Reuters PARIS. Nach einer Serie von Rückrufaktionen in der Automobilbranche hat nun auch der französische Hersteller Renault eine Rückrufaktion wegen defekter Reifen gestartet.

Die Aktion betreffe insgesamt 25 000 Fahrzeuge vom Typ "Kangoo", von denen 9 000 in Frankreich verkauft worden seien. Der Rückruf gelte 15 000 speziell für den Kleintransporter "Kangoo" hergestellten Reifen des zu Michelin gehörenden Anbieters Kleber, teilte Renault am Montag in Paris mit.

Bei insgesamt 200 dieser Reifen, die zwischen dem 17. April und dem 26. Mai 2000 gefertig wurden, seien bei einer Qualitätskontrolle Anzeichen eines rapiden Druckverlustes festgestellt worden. Da die 200 Reifen aber nicht individuell identifizierbar seien, müssten alle 15 000 Reifen dieses Produktionszeitraums ausgetauscht werden, die wiederum auf 25 000 Autos montiert sein könnten. Renault übernehme die vollständigen Kosten der Aktion.

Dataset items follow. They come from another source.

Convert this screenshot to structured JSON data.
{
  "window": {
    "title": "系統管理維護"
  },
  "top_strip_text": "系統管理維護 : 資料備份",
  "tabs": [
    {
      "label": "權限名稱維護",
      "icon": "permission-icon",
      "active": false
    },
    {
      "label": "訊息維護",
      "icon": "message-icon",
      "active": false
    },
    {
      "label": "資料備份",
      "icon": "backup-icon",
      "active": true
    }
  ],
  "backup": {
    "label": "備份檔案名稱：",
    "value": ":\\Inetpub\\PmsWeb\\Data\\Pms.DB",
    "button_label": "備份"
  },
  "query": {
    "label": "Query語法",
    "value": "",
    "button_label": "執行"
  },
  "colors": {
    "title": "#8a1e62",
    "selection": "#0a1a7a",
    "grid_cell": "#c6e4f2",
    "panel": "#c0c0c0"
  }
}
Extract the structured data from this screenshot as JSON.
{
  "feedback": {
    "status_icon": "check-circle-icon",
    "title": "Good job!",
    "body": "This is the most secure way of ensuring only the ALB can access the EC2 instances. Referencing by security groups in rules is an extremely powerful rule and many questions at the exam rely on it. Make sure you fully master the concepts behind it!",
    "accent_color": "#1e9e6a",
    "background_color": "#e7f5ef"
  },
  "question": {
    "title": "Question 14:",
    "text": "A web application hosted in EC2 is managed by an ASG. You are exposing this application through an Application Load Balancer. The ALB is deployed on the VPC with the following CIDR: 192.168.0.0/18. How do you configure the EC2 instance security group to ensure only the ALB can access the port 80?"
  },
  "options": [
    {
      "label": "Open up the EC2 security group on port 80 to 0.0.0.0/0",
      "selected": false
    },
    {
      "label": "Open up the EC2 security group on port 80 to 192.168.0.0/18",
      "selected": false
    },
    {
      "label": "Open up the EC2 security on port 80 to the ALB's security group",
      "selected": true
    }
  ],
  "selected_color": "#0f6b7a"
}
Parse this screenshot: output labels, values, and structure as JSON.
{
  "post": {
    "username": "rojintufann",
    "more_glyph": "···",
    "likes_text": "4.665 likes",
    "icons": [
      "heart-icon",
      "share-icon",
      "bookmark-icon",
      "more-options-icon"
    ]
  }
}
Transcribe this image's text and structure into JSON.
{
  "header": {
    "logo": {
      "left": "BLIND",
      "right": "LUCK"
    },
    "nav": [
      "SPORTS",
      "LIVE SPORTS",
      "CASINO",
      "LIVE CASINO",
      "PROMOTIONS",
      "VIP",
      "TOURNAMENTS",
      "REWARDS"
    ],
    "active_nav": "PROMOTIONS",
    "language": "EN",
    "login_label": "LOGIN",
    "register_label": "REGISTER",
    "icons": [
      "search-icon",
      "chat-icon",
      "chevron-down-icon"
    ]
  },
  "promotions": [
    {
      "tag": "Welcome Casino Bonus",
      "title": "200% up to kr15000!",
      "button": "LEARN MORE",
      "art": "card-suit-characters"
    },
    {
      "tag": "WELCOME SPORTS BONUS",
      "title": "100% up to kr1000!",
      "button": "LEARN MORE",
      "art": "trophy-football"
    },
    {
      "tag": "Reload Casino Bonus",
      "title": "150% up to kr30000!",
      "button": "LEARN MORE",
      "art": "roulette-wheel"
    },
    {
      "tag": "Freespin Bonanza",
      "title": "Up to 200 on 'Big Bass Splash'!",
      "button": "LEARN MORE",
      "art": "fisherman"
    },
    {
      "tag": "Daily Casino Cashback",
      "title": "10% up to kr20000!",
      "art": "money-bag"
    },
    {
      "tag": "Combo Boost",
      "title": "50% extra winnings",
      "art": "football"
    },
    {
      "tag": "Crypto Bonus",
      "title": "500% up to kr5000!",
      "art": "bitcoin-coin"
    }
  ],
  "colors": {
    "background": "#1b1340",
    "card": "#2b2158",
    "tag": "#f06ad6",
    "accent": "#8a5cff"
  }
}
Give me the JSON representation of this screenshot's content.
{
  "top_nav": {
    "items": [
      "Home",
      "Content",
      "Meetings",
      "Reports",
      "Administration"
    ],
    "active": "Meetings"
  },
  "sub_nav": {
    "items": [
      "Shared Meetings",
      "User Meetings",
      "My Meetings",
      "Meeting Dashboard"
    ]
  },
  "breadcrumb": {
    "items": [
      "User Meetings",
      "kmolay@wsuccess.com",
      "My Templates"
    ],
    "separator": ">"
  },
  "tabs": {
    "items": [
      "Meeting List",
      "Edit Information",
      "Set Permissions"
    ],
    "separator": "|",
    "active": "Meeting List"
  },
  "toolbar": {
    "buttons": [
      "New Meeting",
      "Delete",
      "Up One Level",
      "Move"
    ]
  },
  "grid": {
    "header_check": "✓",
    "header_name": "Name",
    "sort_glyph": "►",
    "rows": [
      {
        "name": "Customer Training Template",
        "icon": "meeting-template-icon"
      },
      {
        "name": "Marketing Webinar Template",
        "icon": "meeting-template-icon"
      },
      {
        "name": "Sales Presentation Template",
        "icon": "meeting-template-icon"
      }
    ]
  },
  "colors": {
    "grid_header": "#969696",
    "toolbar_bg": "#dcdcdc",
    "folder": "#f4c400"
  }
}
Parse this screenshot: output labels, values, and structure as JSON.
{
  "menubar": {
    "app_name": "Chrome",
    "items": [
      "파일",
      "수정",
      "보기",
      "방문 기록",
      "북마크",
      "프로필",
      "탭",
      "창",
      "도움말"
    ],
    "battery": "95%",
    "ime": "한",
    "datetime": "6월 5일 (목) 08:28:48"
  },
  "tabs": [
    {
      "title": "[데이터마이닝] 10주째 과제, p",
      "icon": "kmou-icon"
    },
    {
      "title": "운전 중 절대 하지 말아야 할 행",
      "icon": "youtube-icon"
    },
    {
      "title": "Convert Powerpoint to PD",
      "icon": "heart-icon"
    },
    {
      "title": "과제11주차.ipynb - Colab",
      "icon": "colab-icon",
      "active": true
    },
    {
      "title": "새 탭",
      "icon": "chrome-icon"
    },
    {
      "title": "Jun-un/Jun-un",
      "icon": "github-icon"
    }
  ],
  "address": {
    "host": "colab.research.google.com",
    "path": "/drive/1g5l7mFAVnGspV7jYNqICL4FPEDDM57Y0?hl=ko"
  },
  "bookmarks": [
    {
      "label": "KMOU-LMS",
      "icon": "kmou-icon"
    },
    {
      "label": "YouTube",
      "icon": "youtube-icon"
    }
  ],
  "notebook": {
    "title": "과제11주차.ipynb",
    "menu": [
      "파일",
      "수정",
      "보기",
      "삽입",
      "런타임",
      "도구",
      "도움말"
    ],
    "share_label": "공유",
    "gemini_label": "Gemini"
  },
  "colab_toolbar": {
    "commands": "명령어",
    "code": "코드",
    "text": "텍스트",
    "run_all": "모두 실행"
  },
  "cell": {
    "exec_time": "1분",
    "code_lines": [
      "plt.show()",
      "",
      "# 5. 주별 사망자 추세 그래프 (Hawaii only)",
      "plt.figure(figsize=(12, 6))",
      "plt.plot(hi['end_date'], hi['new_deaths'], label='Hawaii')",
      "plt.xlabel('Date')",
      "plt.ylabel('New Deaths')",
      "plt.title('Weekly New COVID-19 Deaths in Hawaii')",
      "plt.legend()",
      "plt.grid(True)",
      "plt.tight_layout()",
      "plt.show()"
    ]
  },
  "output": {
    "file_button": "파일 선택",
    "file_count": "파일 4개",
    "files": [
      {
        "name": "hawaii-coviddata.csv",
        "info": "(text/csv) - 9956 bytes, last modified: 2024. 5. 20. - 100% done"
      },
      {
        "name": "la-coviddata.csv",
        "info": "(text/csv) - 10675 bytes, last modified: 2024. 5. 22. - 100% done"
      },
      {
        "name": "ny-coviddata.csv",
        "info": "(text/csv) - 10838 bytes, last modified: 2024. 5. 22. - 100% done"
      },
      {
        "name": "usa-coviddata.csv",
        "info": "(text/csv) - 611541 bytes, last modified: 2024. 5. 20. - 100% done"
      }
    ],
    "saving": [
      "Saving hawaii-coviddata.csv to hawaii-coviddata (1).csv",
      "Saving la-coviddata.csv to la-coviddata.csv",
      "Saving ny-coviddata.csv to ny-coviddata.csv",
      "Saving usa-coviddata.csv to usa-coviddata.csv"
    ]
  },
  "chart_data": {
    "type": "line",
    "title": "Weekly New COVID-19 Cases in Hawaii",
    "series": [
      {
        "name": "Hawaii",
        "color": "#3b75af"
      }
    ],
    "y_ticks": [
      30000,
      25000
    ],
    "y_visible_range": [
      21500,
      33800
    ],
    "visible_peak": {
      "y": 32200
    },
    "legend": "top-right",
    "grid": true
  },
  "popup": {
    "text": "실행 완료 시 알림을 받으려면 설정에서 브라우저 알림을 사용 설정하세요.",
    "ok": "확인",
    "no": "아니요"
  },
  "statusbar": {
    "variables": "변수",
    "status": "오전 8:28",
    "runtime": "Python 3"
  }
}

Probleme beim japanischen Reifenhersteller Bridgestone hatten im August zu einer groß angelegten Rückrufaktion in den USA geführt, die vor allem Autohersteller Ford belastete. Reifen der Bridgestone-Tochter Firestone sollen eine tödliche Unfallserie verursacht haben. Honda Motors mußte zuletzt mit Continental-Reifen ausgestattete Fahrzeuge zurück in die Werkstatt holen.